Mataramnews.co.id.CO.ID – JAKARTA.
Direktur Eksekutif IEF Research Institute, Ariawan Rahmat, menggarisbawahi pentingnya tindakan nyata oleh pemerintah Indonesia untuk mengatasi penyebaran teknologi kecerdasan buatan (AI) yang melintasi perbatasan negara.
Menurut Ariawan, tantangan terbesar dalam pengenaan pajak pada platform kecerdasan buatan (AI) sekarang adalah masalah yurisdiksi serta kurangnya kooperasi antara perusahaan global dengan pihak berwenang pajak di negeri sendiri.
“Situasi ini serupa dengan saat munculnya Google, Netflix, dan Spotify di awal, ketika negara masih belum mempunyai peraturan hukum terkait penerapan PPN secara langsung. Tanpa adanya aturan spesifik seperti PMSE atau Perdagangan Melalui Sistem Elektronik, penagihan pajak dari layanan kecerdasan buatan menjadi tantangan,” ungkapnya melalui pernyataan tertulis pada hari Jumat (9/5).
Pada saat ini, Indonesia sudah mempunyai landasan hukum berdasarkan PMK Nomor 60/PMK.03/2022. Akan tetapi, jenis platform digital yang terkena pajak pertambahan nilai (PPN) mayoritas adalah layanan hiburan, perdagangan elektronik, serta penyediaan awan komputasi, sedangkan platform kecerdasan buatan (AI) belum menerima fokus spesifik dalam aturan tersebut.
“Namun, penerapan kecerdasan buatan kian meluas dan memiliki nilai ekonomi yang signifikan,” ungkap Ariawan.
Untuk merespons kesulitan tersebut, Ariawan menyarankan adanya empat tindakan penting yang harus cepat dilakukan oleh pemerintah:
Pertama, mengembangkan lingkup PMSE dengan menambahkan platform AI yang bersifat komersial. Upaya ini membutuhkan peta strategis lengkap beserta kolaborasi antar negara untuk memastikan bahwa pengenaan pajak bisa dilakukan secara efisien.
Kedua, membuat peraturan spesifik mengenai pajak untuk teknologi terbaru seperti kecerdasan buatan (AI) dan metafase (metaverse).
Dia memberikan contoh, sejumlah platform kecerdasan buatan global sudah bekerja sama dengan mitra pembayaran seperti Google, yang memungkinkannya mengenakan pajak penjualan tanpa langsung kepada mereka.
Ketiga, memperkuat penggabungan data dari berbagai platform moneter seperti YouTube, TikTok, dan Spotify bersama Direktorat Jenderal Pajak (DJP) di Kementerian Keuangan, serta mengembangkan pendidikan perihutanan untuk para pembuat konten AI dalam negeri.

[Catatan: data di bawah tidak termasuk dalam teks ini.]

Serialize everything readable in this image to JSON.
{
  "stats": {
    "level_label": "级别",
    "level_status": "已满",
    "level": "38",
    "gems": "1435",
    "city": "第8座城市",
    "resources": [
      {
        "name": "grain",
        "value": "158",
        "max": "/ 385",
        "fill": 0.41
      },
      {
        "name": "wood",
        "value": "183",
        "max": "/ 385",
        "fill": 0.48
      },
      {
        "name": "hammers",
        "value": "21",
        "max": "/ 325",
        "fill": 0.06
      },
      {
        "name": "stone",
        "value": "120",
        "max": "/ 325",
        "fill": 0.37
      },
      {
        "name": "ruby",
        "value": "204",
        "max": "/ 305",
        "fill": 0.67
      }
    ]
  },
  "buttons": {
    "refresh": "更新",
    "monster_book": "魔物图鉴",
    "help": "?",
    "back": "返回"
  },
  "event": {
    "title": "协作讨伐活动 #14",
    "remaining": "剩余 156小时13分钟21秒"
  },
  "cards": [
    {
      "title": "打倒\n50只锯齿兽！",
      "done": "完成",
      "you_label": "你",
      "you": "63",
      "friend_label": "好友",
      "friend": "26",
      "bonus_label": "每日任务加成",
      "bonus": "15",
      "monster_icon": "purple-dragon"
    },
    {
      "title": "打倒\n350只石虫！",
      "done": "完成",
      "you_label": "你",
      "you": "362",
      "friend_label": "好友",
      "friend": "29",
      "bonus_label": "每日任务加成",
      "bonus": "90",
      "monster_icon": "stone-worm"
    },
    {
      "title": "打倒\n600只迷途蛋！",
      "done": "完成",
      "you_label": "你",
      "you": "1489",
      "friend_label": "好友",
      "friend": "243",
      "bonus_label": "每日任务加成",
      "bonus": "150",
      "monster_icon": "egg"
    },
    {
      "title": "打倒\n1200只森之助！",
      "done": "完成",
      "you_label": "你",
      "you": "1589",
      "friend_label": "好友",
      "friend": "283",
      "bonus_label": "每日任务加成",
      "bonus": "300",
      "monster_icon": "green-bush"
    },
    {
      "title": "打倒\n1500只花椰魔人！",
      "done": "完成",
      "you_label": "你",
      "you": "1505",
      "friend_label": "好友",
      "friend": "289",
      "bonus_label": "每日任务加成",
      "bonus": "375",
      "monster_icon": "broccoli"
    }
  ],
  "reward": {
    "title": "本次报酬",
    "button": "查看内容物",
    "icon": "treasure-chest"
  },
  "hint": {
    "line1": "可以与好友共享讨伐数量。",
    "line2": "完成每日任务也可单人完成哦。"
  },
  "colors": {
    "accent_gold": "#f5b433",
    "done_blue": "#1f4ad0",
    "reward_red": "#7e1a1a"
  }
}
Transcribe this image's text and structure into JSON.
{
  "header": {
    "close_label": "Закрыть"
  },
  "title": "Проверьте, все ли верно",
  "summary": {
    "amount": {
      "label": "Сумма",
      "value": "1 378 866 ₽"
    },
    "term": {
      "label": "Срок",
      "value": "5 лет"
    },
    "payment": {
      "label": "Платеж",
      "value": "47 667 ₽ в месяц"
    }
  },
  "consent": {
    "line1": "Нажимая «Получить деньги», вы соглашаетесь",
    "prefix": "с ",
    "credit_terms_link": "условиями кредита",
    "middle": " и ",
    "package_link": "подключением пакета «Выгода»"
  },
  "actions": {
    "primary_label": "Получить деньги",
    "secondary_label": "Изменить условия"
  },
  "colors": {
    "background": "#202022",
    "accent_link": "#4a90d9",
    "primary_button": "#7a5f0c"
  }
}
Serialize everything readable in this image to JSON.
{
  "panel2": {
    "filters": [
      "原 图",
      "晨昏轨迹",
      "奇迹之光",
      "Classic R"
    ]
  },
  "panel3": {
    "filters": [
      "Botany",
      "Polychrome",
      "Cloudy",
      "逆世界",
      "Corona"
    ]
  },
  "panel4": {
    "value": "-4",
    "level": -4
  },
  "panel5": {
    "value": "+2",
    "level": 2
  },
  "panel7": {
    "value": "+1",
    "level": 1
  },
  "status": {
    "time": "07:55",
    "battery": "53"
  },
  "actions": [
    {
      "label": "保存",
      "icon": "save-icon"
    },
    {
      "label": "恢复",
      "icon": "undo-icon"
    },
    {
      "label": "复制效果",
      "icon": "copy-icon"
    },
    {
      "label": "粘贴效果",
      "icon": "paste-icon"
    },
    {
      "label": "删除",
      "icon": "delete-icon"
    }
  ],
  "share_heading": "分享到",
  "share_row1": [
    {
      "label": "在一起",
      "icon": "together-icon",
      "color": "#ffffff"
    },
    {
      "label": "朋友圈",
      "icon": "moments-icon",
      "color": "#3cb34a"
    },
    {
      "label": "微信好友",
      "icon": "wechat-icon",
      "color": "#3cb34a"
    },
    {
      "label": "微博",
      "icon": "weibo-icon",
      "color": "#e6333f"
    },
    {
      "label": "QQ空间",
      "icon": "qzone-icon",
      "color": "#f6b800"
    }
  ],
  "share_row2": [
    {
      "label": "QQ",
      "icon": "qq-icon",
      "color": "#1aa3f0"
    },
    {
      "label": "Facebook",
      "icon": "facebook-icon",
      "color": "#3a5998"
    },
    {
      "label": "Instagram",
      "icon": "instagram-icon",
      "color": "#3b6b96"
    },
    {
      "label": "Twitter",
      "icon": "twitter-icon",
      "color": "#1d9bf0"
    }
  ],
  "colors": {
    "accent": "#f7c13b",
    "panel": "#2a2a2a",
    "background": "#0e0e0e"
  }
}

Keempat, mendukung partisipasi aktif Indonesia di bawah Kerangka Terbuka OECD sehingga isu perpajakan terkait AI dapat dimasukkan ke dalam agenda dunia.
Menurut dia, kerja sama antarnegara merupakan faktor utama untuk menangani kesulitan yang dihadirkan oleh ekonomi digital masa depan.
“Kecepatan dan fleksibilitas pemerintah amat krusial, tidak sekadar untuk menambah pendapatan negara, tetapi juga guna menghasilkan kesetaraan pajak dalam menghadapi perubahan teknologi,” ungkap Ariawan.
Dia menegaskan bahwa tanpa peraturan yang cukup, Indonesia berisiko hanya menjadi pengguna tekhnologi global saja, sementara uangnya terus mengalir keluar negeri.